I'm close on giving up on weekends here to be honest, it's not even worth the hassle dealing with it.


----------



## BilgeFumes (Sep 24, 2019)

I bring the camera gear for the weekends and the rods for the weekdays. There's always something going wrong at the boat ramp it seems, at least on the nicer weekends. I usually go to flamingo when I know my normal haunts are going to be full.


----------



## iMacattack (Dec 11, 2006)

Fished Out of Rod & Gun this past Sunday. Not many boats around me. Same for the bloody fish. Went as stealth as possible. Poled the shallows. Buddy of mine on the bow. He can out fish me any day of the week. No takers. Perfect casts and the fish straight up refused and hauled azz the other direction. So frustrating.


----------



## georgiadrifter (Jan 14, 2009)

I’ve been here a week and it’s been slow for us. Everyone I’ve talked to said the same. The only folks I saw catching fish were folks fishing with bait and catching trout.

What’s scary is we are not seeing much baitfish. I’ve heard all sorts of theories:

1. full moon is affecting the bite
2. Water temps too high (we found 78-degrees at sunrise…low-80s by mid afternoon.)
3. Red tide from the north
4. Too much fishing pressure
5. I suck at fishing.😁

At the end of the day…baitfish were scarce and we weren’t even spooking fish.


----------



## DBStoots (Jul 9, 2011)

I believe the full moon definitely negatively affects a daytime bite (unless it is very overcast over night). I tend to do best a couple of days before- and after the full moon. Not sure this is a factor, but we will have an eclipse tonight as well. I don't believe the red tide has been a factor in the Park either; too much in-flow and out-flow from the Gulf (seems to be more concentrated around the San Carlos Bay Area), and there is less run-off from development. High water temps haven't seemed to negatively affect the bite in past years--three years ago we fished almost exclusively in the backcountry (which was not typical) and did really well all summer. So, that leaves #4 (too much pressure) and #5 (suck at fishing). We know you are a skillful angler, so that leaves #4. Just too many darned people here in Florida and on the water!


----------



## DBStoots (Jul 9, 2011)

One more thing--too many people killing too many small (lower end of slot size) fish.


----------



## georgiadrifter (Jan 14, 2009)

Thanks David….I’m leaning toward your tide/full moon theory. There’s been a strong outgoing tide just after dark. I also heard a well-respected guide offer the same theory. The fish are feeding at night.

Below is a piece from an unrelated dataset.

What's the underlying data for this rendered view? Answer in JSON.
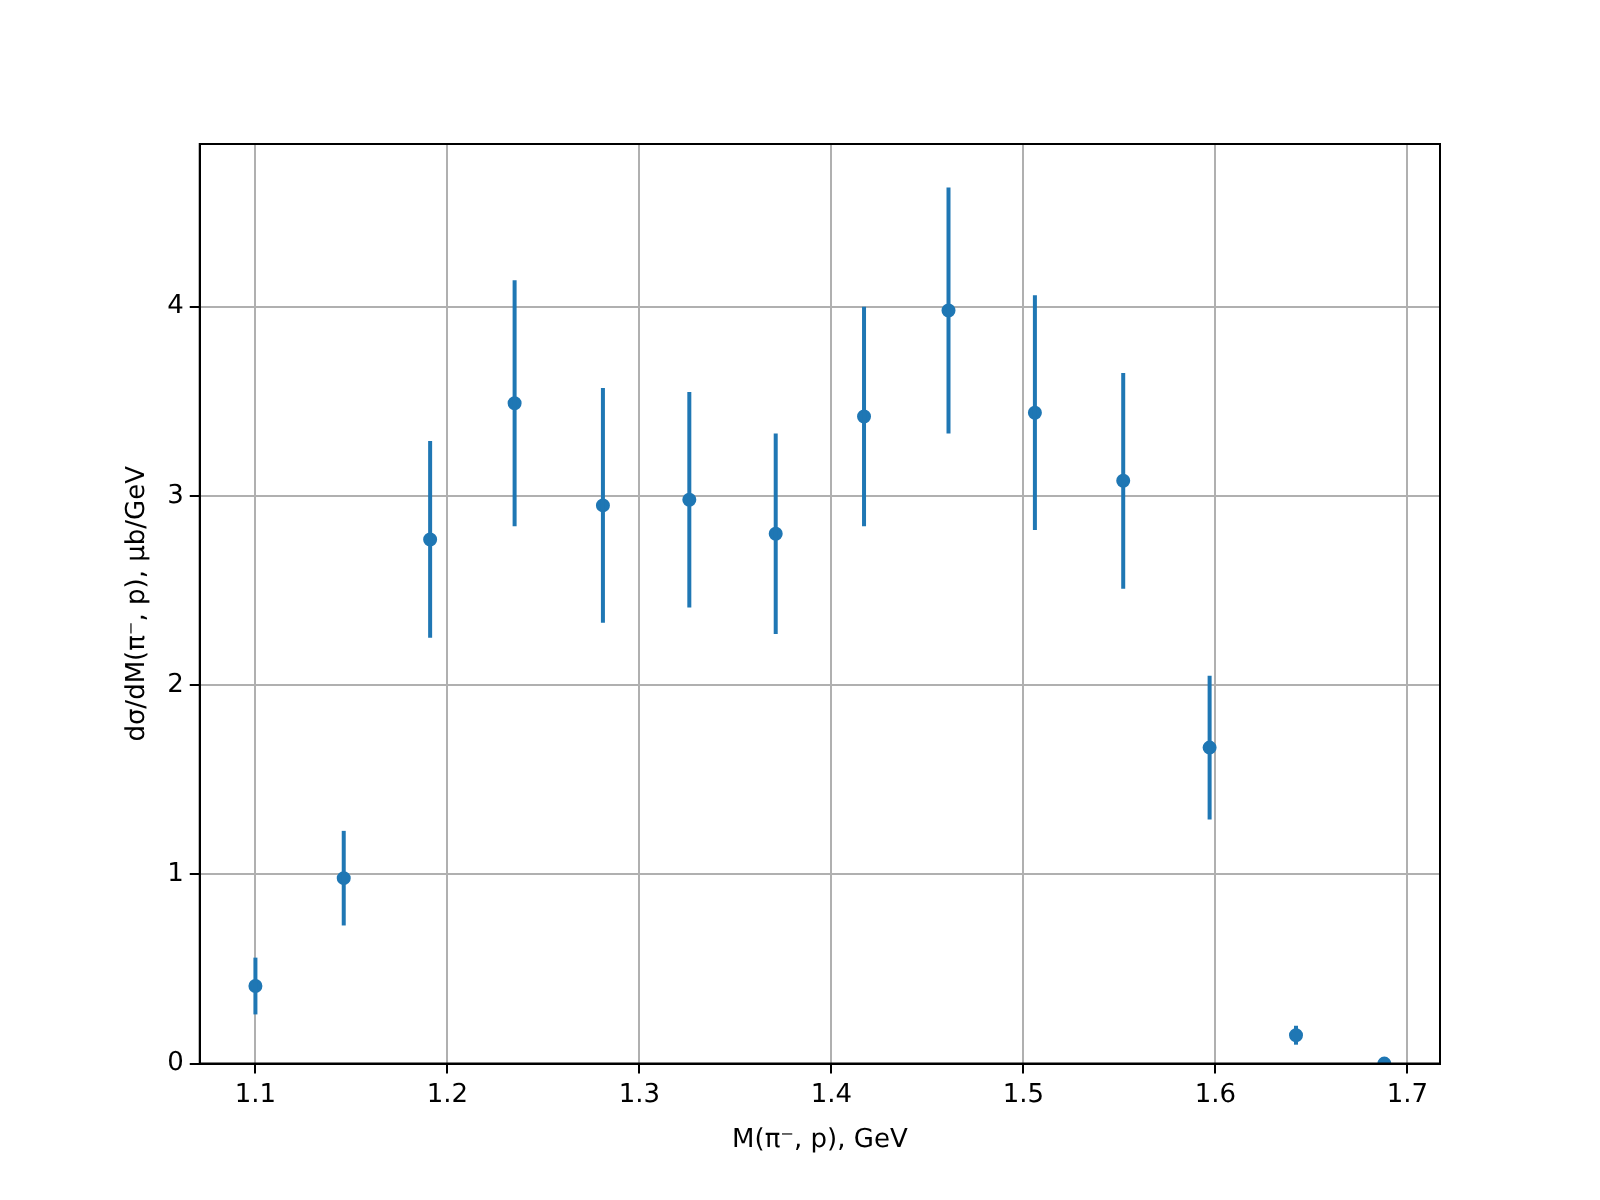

This is the ramp at Everglades Bait and Tackle at high tide this past Saturday:


----------



## iMacattack (Dec 11, 2006)

Almost looks like a King Tide.


----------



## Connor Malark (Dec 26, 2015)

This was the last week of April, but the first hour before and after sunrise was the best window for us. Jumped a fair number of rolling and waking fish, and got a few boatside.


----------